Our group has specialized in using this new technology to understand globin gene switching. Australia now has a significant number of people with either sickle cell disease or thalassemia. The work, supported by the National Health and Medical Research Council, is an important example of how the CRISPR gene editing revolution is accelerating scientific understanding and will deliver new therapies to the clinic."

Prof. Merlin Crossley, Deputy Vice-Chancellor, Academic & Student Life, University of New South Wales

According to the researchers, the data presented now advances the fundamental knowledge of the process behind sickle cell disease.

“What this really helps us to do is understand this process of turning off fetal globin and turning on adult globin and how we could reverse that, so that we can use this understanding of the mechanism to help us look for new therapeutic approaches—it’s a key piece of the puzzle,” A/Prof. Quinlan concludes.
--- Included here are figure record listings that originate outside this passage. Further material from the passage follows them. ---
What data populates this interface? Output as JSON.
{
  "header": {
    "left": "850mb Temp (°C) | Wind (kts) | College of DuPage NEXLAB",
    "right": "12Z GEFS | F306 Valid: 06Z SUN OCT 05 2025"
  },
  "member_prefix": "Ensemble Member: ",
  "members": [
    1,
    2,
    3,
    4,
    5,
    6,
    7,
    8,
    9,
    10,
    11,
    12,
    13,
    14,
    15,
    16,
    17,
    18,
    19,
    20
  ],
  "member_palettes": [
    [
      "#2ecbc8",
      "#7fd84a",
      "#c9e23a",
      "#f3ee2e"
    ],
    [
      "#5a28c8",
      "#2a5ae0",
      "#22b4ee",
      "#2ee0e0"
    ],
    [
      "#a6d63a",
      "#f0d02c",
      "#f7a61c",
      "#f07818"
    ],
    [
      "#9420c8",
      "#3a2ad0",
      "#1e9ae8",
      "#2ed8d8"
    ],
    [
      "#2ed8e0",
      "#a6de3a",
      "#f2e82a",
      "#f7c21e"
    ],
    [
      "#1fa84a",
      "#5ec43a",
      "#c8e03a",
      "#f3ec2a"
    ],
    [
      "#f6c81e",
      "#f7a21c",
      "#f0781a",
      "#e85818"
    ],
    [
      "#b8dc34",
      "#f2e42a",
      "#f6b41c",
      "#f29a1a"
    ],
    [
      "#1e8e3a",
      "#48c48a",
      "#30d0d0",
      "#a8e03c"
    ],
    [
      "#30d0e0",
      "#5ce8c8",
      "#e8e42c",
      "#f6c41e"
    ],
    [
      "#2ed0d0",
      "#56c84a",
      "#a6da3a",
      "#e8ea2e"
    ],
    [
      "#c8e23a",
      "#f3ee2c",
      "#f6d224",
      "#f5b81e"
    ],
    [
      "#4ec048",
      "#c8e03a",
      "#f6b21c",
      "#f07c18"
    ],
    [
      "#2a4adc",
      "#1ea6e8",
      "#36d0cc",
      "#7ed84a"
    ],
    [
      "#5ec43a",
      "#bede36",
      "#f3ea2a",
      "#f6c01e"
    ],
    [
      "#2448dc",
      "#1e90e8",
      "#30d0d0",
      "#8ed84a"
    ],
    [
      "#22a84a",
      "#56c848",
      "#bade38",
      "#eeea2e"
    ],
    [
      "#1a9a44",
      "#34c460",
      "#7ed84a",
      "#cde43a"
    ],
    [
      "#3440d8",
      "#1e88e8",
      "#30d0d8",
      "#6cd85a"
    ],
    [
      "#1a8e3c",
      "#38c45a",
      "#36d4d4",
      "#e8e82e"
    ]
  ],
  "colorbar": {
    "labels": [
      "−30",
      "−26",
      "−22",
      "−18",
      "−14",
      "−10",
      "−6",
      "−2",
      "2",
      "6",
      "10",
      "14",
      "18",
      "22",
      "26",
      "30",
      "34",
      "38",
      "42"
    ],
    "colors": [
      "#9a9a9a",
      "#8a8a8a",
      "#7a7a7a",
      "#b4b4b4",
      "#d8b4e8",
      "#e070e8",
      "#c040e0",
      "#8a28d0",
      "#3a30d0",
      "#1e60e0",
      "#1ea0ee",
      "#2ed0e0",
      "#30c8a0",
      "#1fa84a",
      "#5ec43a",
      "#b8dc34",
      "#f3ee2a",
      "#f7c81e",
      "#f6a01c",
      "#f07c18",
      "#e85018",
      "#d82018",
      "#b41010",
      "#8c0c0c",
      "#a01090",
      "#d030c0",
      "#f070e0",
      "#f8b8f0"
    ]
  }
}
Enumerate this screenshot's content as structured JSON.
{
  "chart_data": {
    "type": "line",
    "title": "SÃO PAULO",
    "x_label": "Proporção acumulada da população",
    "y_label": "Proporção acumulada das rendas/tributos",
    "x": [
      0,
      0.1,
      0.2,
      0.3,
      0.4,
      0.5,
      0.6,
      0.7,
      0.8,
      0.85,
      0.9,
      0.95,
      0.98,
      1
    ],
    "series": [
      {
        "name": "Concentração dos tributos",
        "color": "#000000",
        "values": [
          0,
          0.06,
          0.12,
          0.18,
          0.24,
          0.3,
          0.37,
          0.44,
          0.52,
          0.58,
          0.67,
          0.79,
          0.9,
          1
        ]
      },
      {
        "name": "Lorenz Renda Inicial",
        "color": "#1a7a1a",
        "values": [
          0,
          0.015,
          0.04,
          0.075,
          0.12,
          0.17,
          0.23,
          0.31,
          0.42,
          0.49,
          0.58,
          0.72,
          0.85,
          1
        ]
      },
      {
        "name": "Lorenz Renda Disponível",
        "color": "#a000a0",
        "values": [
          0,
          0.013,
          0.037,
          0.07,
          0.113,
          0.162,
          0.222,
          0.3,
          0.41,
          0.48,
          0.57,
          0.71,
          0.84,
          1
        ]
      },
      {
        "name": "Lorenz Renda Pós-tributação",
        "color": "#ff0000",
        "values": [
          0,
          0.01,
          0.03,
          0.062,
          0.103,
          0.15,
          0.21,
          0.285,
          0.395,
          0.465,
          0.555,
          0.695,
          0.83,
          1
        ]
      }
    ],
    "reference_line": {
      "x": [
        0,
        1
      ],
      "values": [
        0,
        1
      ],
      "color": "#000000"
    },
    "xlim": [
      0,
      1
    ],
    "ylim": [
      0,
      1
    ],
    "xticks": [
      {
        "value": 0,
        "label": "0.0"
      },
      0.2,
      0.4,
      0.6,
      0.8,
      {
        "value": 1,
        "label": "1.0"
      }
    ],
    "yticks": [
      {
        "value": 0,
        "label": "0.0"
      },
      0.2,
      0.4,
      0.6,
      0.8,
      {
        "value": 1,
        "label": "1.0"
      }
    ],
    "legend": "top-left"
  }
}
Prof. Crossley’s team’s prior findings in the field are already guiding clinical studies, thanks to advantageous mutations uncovered in the past that might lead to therapies for certain diseases.

Prof. Crossley earned the Prize for Excellence in Medical Biological Sciences (cell and molecular, medical, veterinary, and genetics) at the 2020 NSW Premier’s Prizes for Science and Engineering for his work in the field.